如何使用 Python OpenCV 检测正方形的角点?
How to detect corners of a square with Python OpenCV?
在下图中,我使用 OpenCV 哈里斯角检测器来检测正方形的角(以及外部正方形内的较小正方形)。但是,我也检测到图像侧面数字的角点。我如何让它只关注方块而不是数字?在执行 OpenCV 角点检测时,我需要一种忽略数字的方法。代码、输入图像和输出图像如下:
import cv2 as cv
img = cv.imread(filename)
gray = cv.cvtColor(img,cv.COLOR_BGR2GRAY)
gray = np.float32(gray)
dst = cv.cornerHarris(gray, 2, 3, 0.04)
dst = cv.dilate(dst,None)
# Threshold for an optimal value, it may vary depending on the image.
img[dst>0.01*dst.max()]=[0,0,255]
cv.imshow('dst', img)
输入图片
哈里斯角点检测器的输出
这是一种使用传统图像处理的潜在方法:
获取二值图像。我们load the image, convert to grayscale, Gaussian blur, then adaptive threshold to obtain a black/white binary image. We then remove small noise using contour area filtering。在此阶段我们还创建了两个空白蒙版。

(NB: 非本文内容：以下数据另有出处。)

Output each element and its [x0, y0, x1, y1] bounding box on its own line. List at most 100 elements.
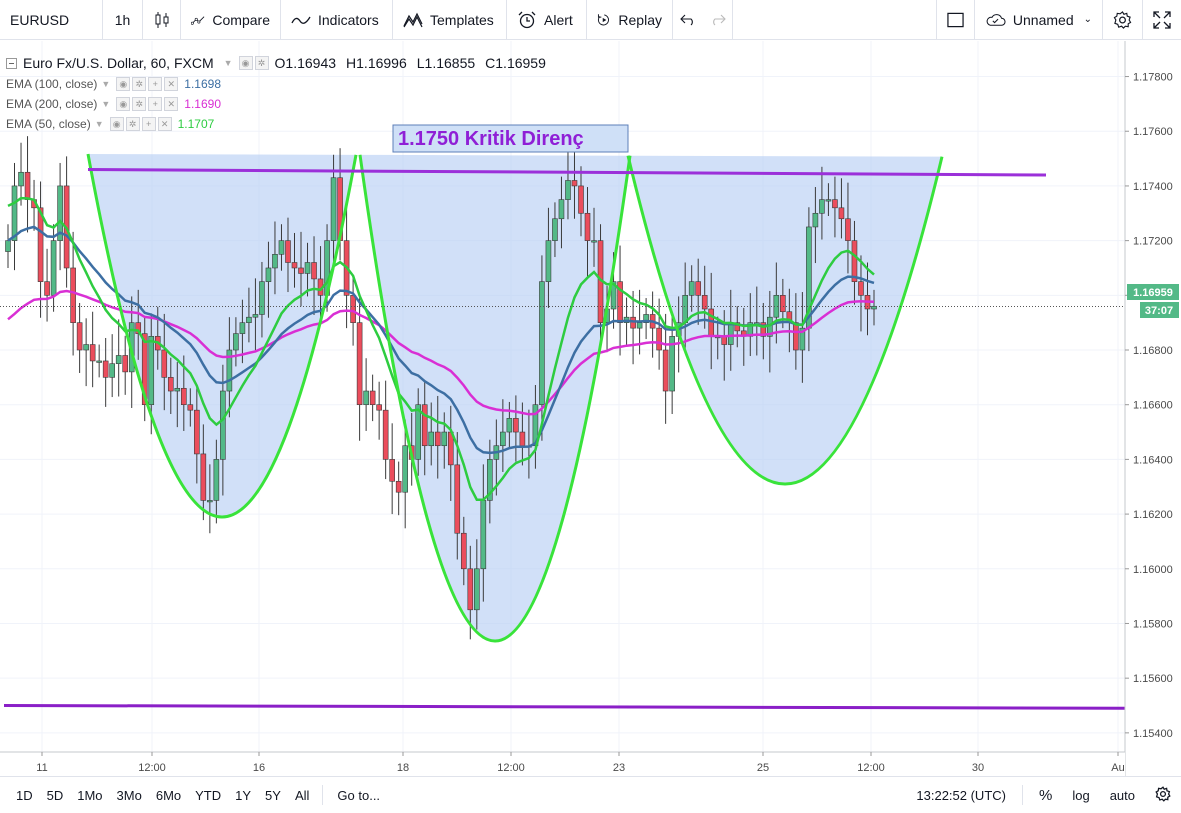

检测水平线和垂直线。 现在我们通过创建水平形状 kernel and perform morphological operations 来隔离水平线。为了检测垂直线,我们做同样的事情,但使用垂直形状的内核。我们将检测到的线条绘制到单独的蒙版上。
找到交点。 想法是,如果我们将水平和垂直蒙版组合起来,交点就是角。我们可以对每个交点执行 bitwise-and operation on the two masks. Finally we find the centroid 并通过画圆来突出角。
这是管道的可视化图
输入图像->二值图像
检测到水平线->水平蒙版
检测到垂直线->垂直蒙版
Bitwise-and 两个蒙版 -> 检测到交叉点 -> 角 -> 清理角
结果并不完美,但已经很接近了。问题来自于倾斜图像导致的垂直蒙版上的噪声。如果图像没有角度地居中,结果将是理想的。您可能可以微调内核大小或迭代以获得更好的结果。
代码
import cv2
import numpy as np
# Load image, create horizontal/vertical masks, Gaussian blur, Adaptive threshold
image = cv2.imread('1.png')
original = image.copy()
horizontal_mask = np.zeros(image.shape, dtype=np.uint8)
vertical_mask = np.zeros(image.shape, dtype=np.uint8)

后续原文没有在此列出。